A Rhetorical, Yet Inevitable Question

Some believe love is simply an act of benevolence. While that can be an accurate statement, it is not totally true. We have all done things for the benefit of the people we professed to love albeit with an unloving attitude. Consider if you will the husband who responds very harshly when his wife request something as simple as taking the trash out “FINE! I’ll take the garbage out so you will get off my back already” this action is not performed as an act of love or kindness. Maybe he has been asked when he will have time to mow the lawn, he reluctantly jumps up and goes out to cut the grass simply because he feels his wife has been nagging him for weeks and he now believes he is doing a kind act, unfortunately as he tells his neighbor he is only doing it “so she’ll get off my back” On the other hand the wife agrees to be sexually intimate with her husband not out of love but out of a sense of duty or guilt  “here he comes, it has been a while and he’s so cranky lately, let me go and get my wifely duties over with”. She is not performing an act of love, much like her husband has done, she is  participating in an activity based on obligation.

What difference does it all make anyway as long as it all is accomplished everyone is happy right…wrong!

Love is cooperating with God in serving others. The individuals who truly love, see themselves as God’s agents for enriching the lives of the people around them, in their communities, on their jobs, in their homes, people they meet. For them, love is not based on how one feels but a way of life.

When reduced to a feeling, love becomes a narcissistic fantasy, and any relationship we are involved in becomes tyranny. When we began by observing how often we are all tempted to prove the validity of our love by somehow displaying it one to another in front of the entire world, satisfying our own need to quantify the immeasurable depth of our sincerity against some invisible measuring stick. There is no doubt as Christian our witness to the world is important. But when that witness is burdened by “proof,” it is no longer a witness of love.

The work of love is not about proof of how we feel; it is about Jesus. Emotions are but icing on the cake without a loving attitude and appropriate behavior, the icing will simply melt. That’s it. It is His work, through the Holy Spirit, to draw people unto Himself.

I find it interesting when I read in John 21:15-17 where Jesus after having breakfast with His disciples soon after His resurrection turned and asked Peter the threefold question “Do you love me?” Peter, the one who had not only denied knowing Him in the darkest part of the night but after all he had been through with Jesus, was now able to simply suggest in John 21:3 that it was time to return to his previous way of life where Jesus first found him –  going fishing. Jesus was not simply asking Peter if he loved Him with some superficial emotional feeling but are you completely devoted to Me with the intensity that would compel you to sacrifice all, your own thoughts, desires, and stuff, everything for Me.

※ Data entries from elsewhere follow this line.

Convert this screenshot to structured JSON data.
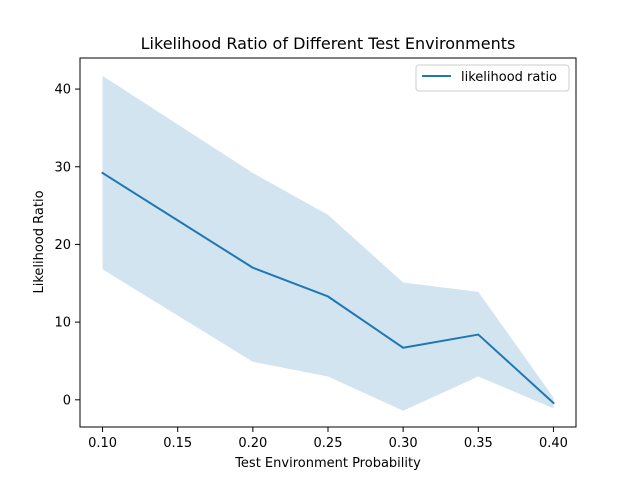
{
  "chart_data": {
    "type": "line",
    "title": "Likelihood Ratio of Different Test Environments",
    "xlabel": "Test Environment Probability",
    "ylabel": "Likelihood Ratio",
    "xlim": [
      0.085,
      0.415
    ],
    "ylim": [
      -3.5,
      44
    ],
    "xticks": [
      "0.10",
      "0.15",
      "0.20",
      "0.25",
      "0.30",
      "0.35",
      "0.40"
    ],
    "yticks": [
      "0",
      "10",
      "20",
      "30",
      "40"
    ],
    "grid": false,
    "legend_position": "top-right",
    "series": [
      {
        "name": "likelihood ratio",
        "color": "#1f77b4",
        "x": [
          0.1,
          0.2,
          0.25,
          0.3,
          0.35,
          0.4
        ],
        "values": [
          29.2,
          17.0,
          13.3,
          6.7,
          8.4,
          -0.4
        ],
        "band_upper": [
          41.7,
          29.2,
          23.8,
          15.1,
          13.9,
          0.3
        ],
        "band_lower": [
          16.8,
          4.9,
          3.0,
          -1.4,
          3.0,
          -1.1
        ],
        "band_color": "#1f77b4",
        "band_opacity": 0.2
      }
    ]
  }
}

There is a very interesting contrast in these verses because when you look at the Greek words for “love” used in John 21:15-17. When Jesus asked Peter “do you love me?” initially He used the Greek word agape which refers to unconditional love. Peter responded with “Yes, Lord; you know that I love you,” however, Peter was using the Greek word phileo which refers more to a brotherly, friendship type of love.

Although love is an invisible entity, when it is the right love it can be clearly seen. Too often we love people based our own emotions, on how we feel, without truly considering their needs, however love for Christians is so much more than feelings it is a command and must be carried out as a way of life.    If we truly love the Lord, we will show this by obeying His Word in every aspect of our lives.  “If you love me, keep my commandments” – John 14:15. His commandments are not burdensome, but are the very nature of love itself. Consider the greatest of all the commandments according to Jesus. Matthew 22:37-39, “… Thou shalt love the Lord thy God with all thy heart, and with all thy soul, and with all thy mind. This is the first and great commandment.  And the second is like unto it, Thou shalt love thy neighbour as thyself.” We would be wise to also, consider the fruit of the Spirit: Galatians 5:22-23, ” But the fruit of the Spirit is love, joy, peace, longsuffering, gentleness, goodness, faith, Meekness, temperance: against such there is no law.”

We should first love Jesus unconditional, then love one another more than enough, always giving each other our very best for their good, even if the other person doesn’t deserve it, gets on your nerves, nags you, etc. even if it means the giving of all we have.

“Do you love me?”

Hopefully, we can say with Peter, “Lord, you know everything; you know that I love you.” As we willing follow Him wherever he leads so that our love may be manifest in the tending of His sheep.